SAN ANTONIO – At a time when many businesses remained closed due to the coronavirus pandemic, a small church in southeast Bexar County was making sure its monthly food pantry was open for business.
About a dozen volunteers set out on a mission Wednesday morning in the parking lot of Resurrection United Methodist Church, filling boxes and bags with food donated by the San Antonio Food Bank.
They were preparing for the drive-thru giveaway, something the church has been offering the surrounding community for the past 32 years.
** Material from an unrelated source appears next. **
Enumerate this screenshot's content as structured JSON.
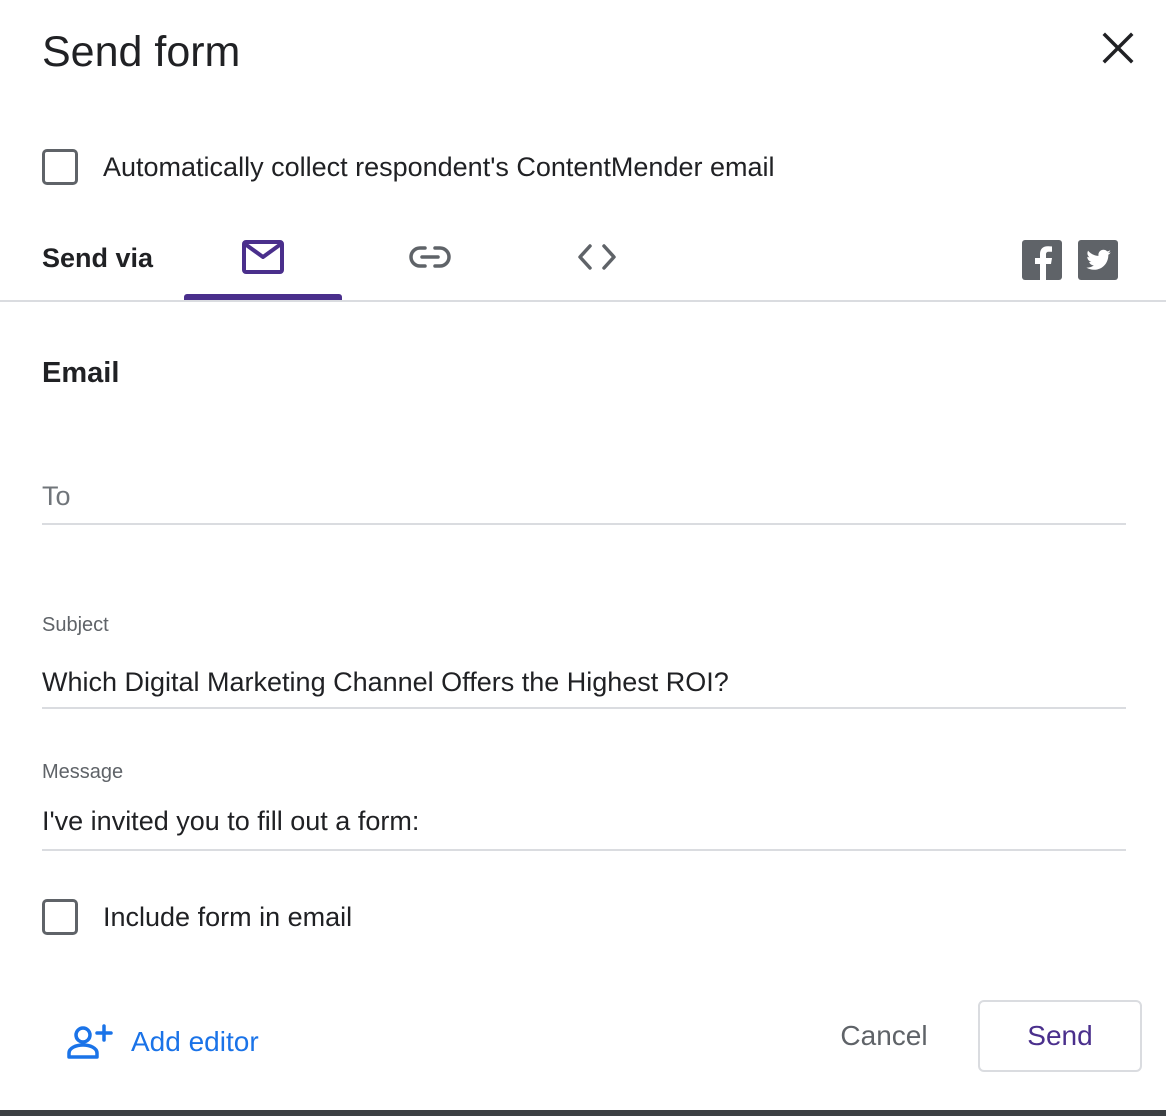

“In a typical serve, we’ll serve 100-120 families,” Pastor Tim Adams said. “Each family gets about enough food to feed a family of four for an entire week.”
This time around, though, Adams admitted he wasn’t quite sure what to expect. This was the first time his church held the food pantry since the pandemic began, causing people everywhere to lose their jobs.
“I travel this street a lot and I’ve never seen the line this long,” said Tina Dietrich, one of those who showed up to volunteer.
Long before the event began, cars had lined up, stretching about a half-mile down New Sulphur Springs Road.
Some people said they had arrived more than 12 hours early.
“The need is everywhere in San Antonio, including all the way out here,” said Lisa Granato, another volunteer.
Both Granato and Dietrich usually work as nurses in the East Central Independent School District. With schools closed, they were looking for ways to volunteer their time.
“We’re giving to our community,” Granato said. “This is what we do in a time of need.”
Adams said people from two other nearby churches as well as community groups also pitched in to help.
Resurrection United Methodist is one of only a few churches that are still conducting their own food pantries during this pandemic.
While most others have directed their clients to the San Antonio Food Bank’s mega distribution events, Adams said what he is doing is badly needed by his close-knit community.
“Those big mega serves, some of these folks, it’s prohibitive,” he said. “Just in terms of the logistics of it, being able to drive that far away. “
Instead, Adams says his church will make sure this help keeps coming to that corner of the community as long as it is needed.